Mais de uma década após o atentado a José Luís Neves, filho de José Maria Neves, ex Primeiro-Ministro de Cabo Verde e atual Presidente da República, o Ministério Público decidiu arquivar o processo por falta de provas que permitam responsabilizar criminalmente algum suspeito.
De acordo com comunicado veiculado pela Procuradoria-Geral da República, o ataque ocorreu na noite de 30 de dezembro de 2014, no bairro de Palmarejo, na cidade da Praia. Segundo a informação inicial da Polícia Judiciária, um indivíduo não identificado disparou vários tiros com armas de calibres 7,65mm e 9mm contra José Luís Neves, que sobreviveu ao atentado.
Em comunicado oficial, a Procuradoria-Geral da República (PGR) informou que a investigação foi conduzida inicialmente pela Procuradoria da Comarca da Praia e, mais tarde, transferida para o Departamento Central de Ação Penal, onde decorreu uma vasta operação investigativa.

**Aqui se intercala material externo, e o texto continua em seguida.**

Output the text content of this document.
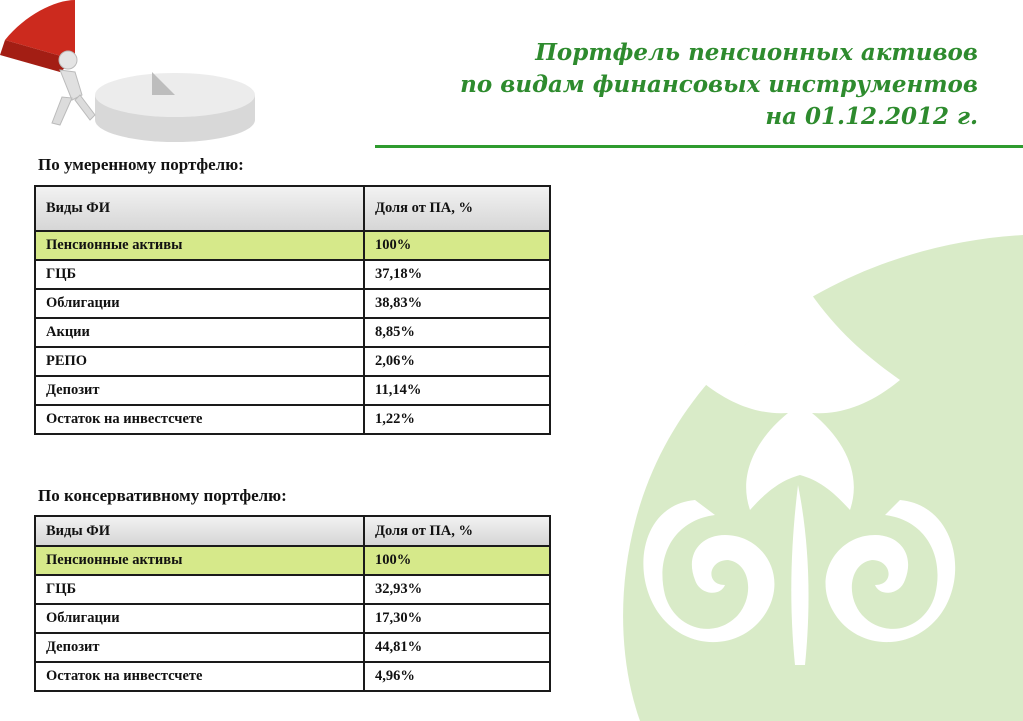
Портфель пенсионных активов
по видам финансовых инструментов
на 01.12.2012 г.
По умеренному портфелю:
Виды ФИ	Доля от ПА, %
Пенсионные активы	100%
ГЦБ	37,18%
Облигации	38,83%
Акции	8,85%
РЕПО	2,06%
Депозит	11,14%
Остаток на инвестсчете	1,22%
По консервативному портфелю:
Виды ФИ	Доля от ПА, %
Пенсионные активы	100%
ГЦБ	32,93%
Облигации	17,30%
Депозит	44,81%
Остаток на инвестсчете	4,96%
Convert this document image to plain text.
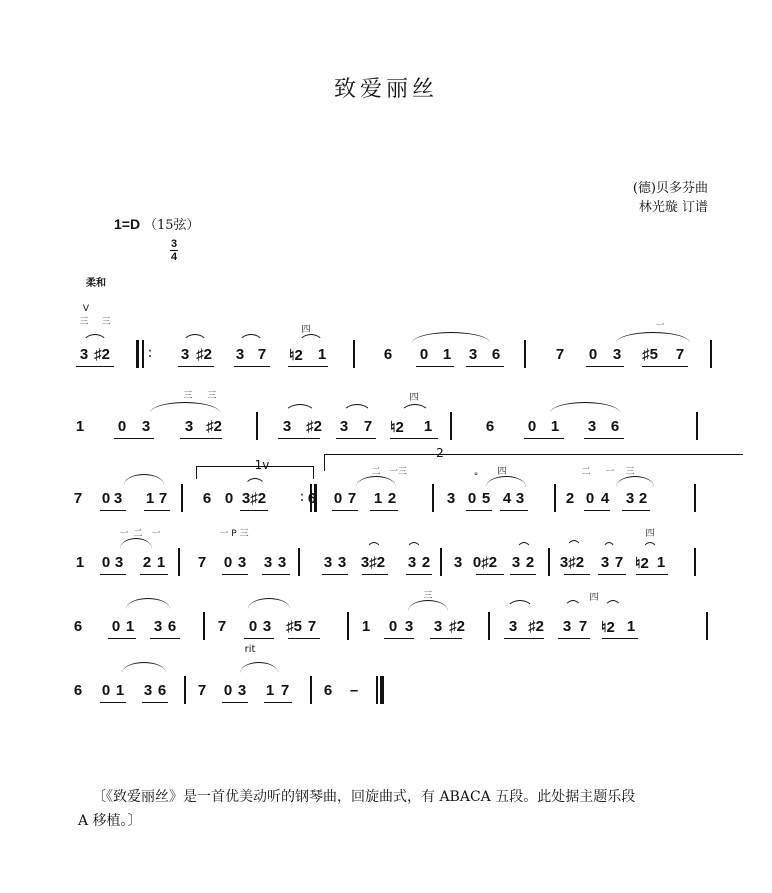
致爱丽丝
(德)贝多芬曲
林光璇 订谱
1=D （15弦）
3
4
柔和
V
三 三
:
四	一
3 ♯2	3 ♯2 3 7 ♮2 1	6 0 1 3 6	7 0 3 ♯5 7
三 三	四
1 0 3 3 ♯2	3 ♯2 3 7 ♮2 1	6 0 1 3 6
1v
:
2
二 一三	° 四	二 一 三
7 0 3 1 7 6 0 3♯2	6 0 7 1 2	3 0 5 4 3	2 0 4 3 2
一 二 一	一 P 三	四
1 0 3 2 1 7 0 3 3 3	3 3 3♯2 3 2 3 0♯2 3 2 3♯2 3 7 ♮2 1
三	四
6 0 1 3 6	7 0 3 ♯5 7	1 0 3 3 ♯2	3 ♯2 3 7 ♮2 1
rit
6 0 1 3 6 7 0 3 1 7 6 –
〔《致爱丽丝》是一首优美动听的钢琴曲，回旋曲式，有 ABACA 五段。此处据主题乐段
A 移植。〕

As diligências incluíram interrogatórios, buscas, escutas telefónicas, perícias, vigilâncias e inspeções judiciais, elencou a entidade. No entanto, apesar da complexidade da operação e do tempo decorrido, realçou que a investigação não conseguiu identificar os autores materiais ou morais do crime.
“Não foram reunidos elementos probatórios consistentes que permitam imputar, de forma segura e objetiva, a autoria do crime a qualquer suspeito”, refere o despacho do Ministério Público, que determinou o encerramento da instrução e o consequente arquivamento do processo no dia 2 de julho de 2025, com base no artigo 315.º do Código de Processo Penal.

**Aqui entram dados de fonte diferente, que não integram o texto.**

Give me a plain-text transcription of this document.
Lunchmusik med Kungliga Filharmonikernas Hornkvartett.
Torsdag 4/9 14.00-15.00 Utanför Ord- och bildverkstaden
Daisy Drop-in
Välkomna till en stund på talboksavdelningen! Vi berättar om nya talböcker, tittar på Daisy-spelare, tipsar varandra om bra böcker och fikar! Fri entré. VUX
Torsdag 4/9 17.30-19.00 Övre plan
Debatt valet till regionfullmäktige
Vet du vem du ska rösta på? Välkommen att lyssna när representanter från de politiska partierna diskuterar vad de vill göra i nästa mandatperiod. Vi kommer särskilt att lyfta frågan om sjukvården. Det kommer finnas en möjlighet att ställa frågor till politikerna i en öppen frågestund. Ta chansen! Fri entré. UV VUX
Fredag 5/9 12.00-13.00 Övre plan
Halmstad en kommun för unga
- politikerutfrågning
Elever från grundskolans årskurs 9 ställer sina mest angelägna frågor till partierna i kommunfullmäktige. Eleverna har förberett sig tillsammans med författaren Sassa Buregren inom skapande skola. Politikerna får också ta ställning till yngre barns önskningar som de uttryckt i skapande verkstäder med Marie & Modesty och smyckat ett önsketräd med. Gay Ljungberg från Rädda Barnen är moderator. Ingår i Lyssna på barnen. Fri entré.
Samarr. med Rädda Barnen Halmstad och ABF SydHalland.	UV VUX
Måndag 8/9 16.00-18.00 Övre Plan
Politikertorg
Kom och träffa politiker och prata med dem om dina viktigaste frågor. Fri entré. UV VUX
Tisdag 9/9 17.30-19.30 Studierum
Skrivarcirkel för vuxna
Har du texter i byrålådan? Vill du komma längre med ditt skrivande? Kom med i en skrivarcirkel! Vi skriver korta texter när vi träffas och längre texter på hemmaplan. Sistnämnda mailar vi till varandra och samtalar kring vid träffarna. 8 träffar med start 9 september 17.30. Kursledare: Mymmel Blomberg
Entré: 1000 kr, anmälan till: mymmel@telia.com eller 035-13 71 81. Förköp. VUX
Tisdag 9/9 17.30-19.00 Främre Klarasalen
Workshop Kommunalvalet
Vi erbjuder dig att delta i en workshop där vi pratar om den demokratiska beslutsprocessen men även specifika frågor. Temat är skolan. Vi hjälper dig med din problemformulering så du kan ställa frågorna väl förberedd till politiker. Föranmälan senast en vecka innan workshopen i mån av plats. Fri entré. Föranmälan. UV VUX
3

O caso, classificado como homicídio agravado na forma tentada, poderá ser reaberto futuramente, caso surjam novos elementos de prova, conforme previsto no artigo 316.º do mesmo código legal.
Com o levantamento do segredo de justiça, os autos passam agora a estar disponíveis para consulta por qualquer pessoa com interesse legítimo, na sede da Procuradoria-Geral da República.

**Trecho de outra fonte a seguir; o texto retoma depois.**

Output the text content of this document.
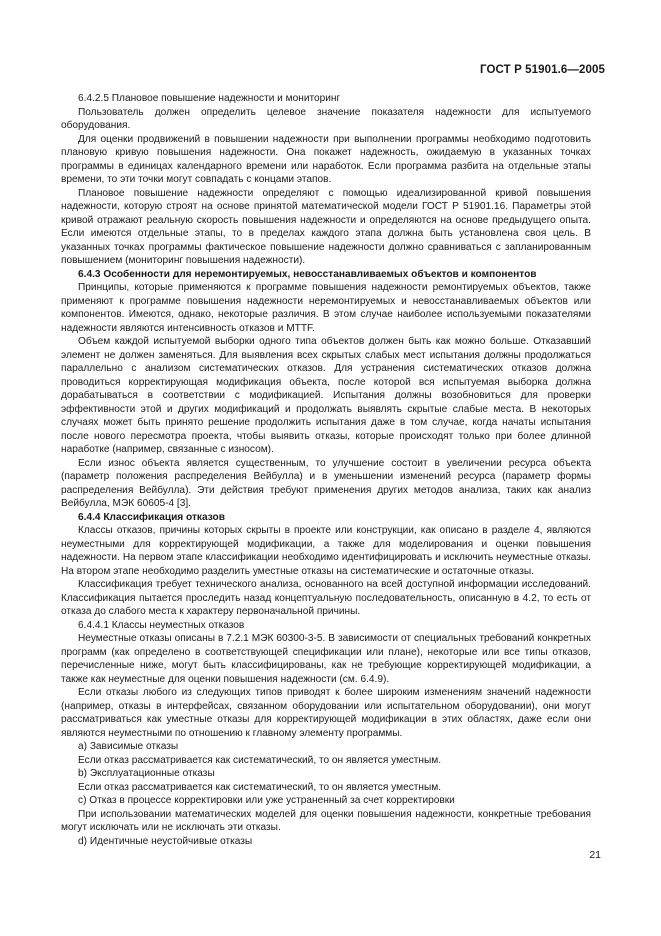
ГОСТ Р 51901.6—2005

6.4.2.5 Плановое повышение надежности и мониторинг

Пользователь должен определить целевое значение показателя надежности для испытуемого оборудования.

Для оценки продвижений в повышении надежности при выполнении программы необходимо подготовить плановую кривую повышения надежности. Она покажет надежность, ожидаемую в указанных точках программы в единицах календарного времени или наработок. Если программа разбита на отдельные этапы времени, то эти точки могут совпадать с концами этапов.

Плановое повышение надежности определяют с помощью идеализированной кривой повышения надежности, которую строят на основе принятой математической модели ГОСТ Р 51901.16. Параметры этой кривой отражают реальную скорость повышения надежности и определяются на основе предыдущего опыта. Если имеются отдельные этапы, то в пределах каждого этапа должна быть установлена своя цель. В указанных точках программы фактическое повышение надежности должно сравниваться с запланированным повышением (мониторинг повышения надежности).

6.4.3 Особенности для неремонтируемых, невосстанавливаемых объектов и компонентов

Принципы, которые применяются к программе повышения надежности ремонтируемых объектов, также применяют к программе повышения надежности неремонтируемых и невосстанавливаемых объектов или компонентов. Имеются, однако, некоторые различия. В этом случае наиболее используемыми показателями надежности являются интенсивность отказов и MTTF.

Объем каждой испытуемой выборки одного типа объектов должен быть как можно больше. Отказавший элемент не должен заменяться. Для выявления всех скрытых слабых мест испытания должны продолжаться параллельно с анализом систематических отказов. Для устранения систематических отказов должна проводиться корректирующая модификация объекта, после которой вся испытуемая выборка должна дорабатываться в соответствии с модификацией. Испытания должны возобновиться для проверки эффективности этой и других модификаций и продолжать выявлять скрытые слабые места. В некоторых случаях может быть принято решение продолжить испытания даже в том случае, когда начаты испытания после нового пересмотра проекта, чтобы выявить отказы, которые происходят только при более длинной наработке (например, связанные с износом).

Если износ объекта является существенным, то улучшение состоит в увеличении ресурса объекта (параметр положения распределения Вейбулла) и в уменьшении изменений ресурса (параметр формы распределения Вейбулла). Эти действия требуют применения других методов анализа, таких как анализ Вейбулла, МЭК 60605-4 [3].

6.4.4 Классификация отказов

Классы отказов, причины которых скрыты в проекте или конструкции, как описано в разделе 4, являются неуместными для корректирующей модификации, а также для моделирования и оценки повышения надежности. На первом этапе классификации необходимо идентифицировать и исключить неуместные отказы. На втором этапе необходимо разделить уместные отказы на систематические и остаточные отказы.

Классификация требует технического анализа, основанного на всей доступной информации исследований. Классификация пытается проследить назад концептуальную последовательность, описанную в 4.2, то есть от отказа до слабого места к характеру первоначальной причины.

6.4.4.1 Классы неуместных отказов

Неуместные отказы описаны в 7.2.1 МЭК 60300-3-5. В зависимости от специальных требований конкретных программ (как определено в соответствующей спецификации или плане), некоторые или все типы отказов, перечисленные ниже, могут быть классифицированы, как не требующие корректирующей модификации, а также как неуместные для оценки повышения надежности (см. 6.4.9).

Если отказы любого из следующих типов приводят к более широким изменениям значений надежности (например, отказы в интерфейсах, связанном оборудовании или испытательном оборудовании), они могут рассматриваться как уместные отказы для корректирующей модификации в этих областях, даже если они являются неуместными по отношению к главному элементу программы.

a) Зависимые отказы

Если отказ рассматривается как систематический, то он является уместным.

b) Эксплуатационные отказы

Если отказ рассматривается как систематический, то он является уместным.

c) Отказ в процессе корректировки или уже устраненный за счет корректировки

При использовании математических моделей для оценки повышения надежности, конкретные требования могут исключать или не исключать эти отказы.

d) Идентичные неустойчивые отказы

21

O atentado teve na época grande repercussão política e social, não apenas pela ligação da vítima ao então chefe do Governo, mas também por ocorrer num momento em que aumentavam as tensões em torno da segurança e do clima de instabilidade em alguns bairros da capital.
Com o arquivamento, encerra-se oficialmente uma investigação que, apesar da sua importância mediática e institucional, permanece sem respostas claras — e deixa em aberto as cicatrizes de um caso que marcou uma década de desafios no setor da segurança e da governação em Cabo Verde.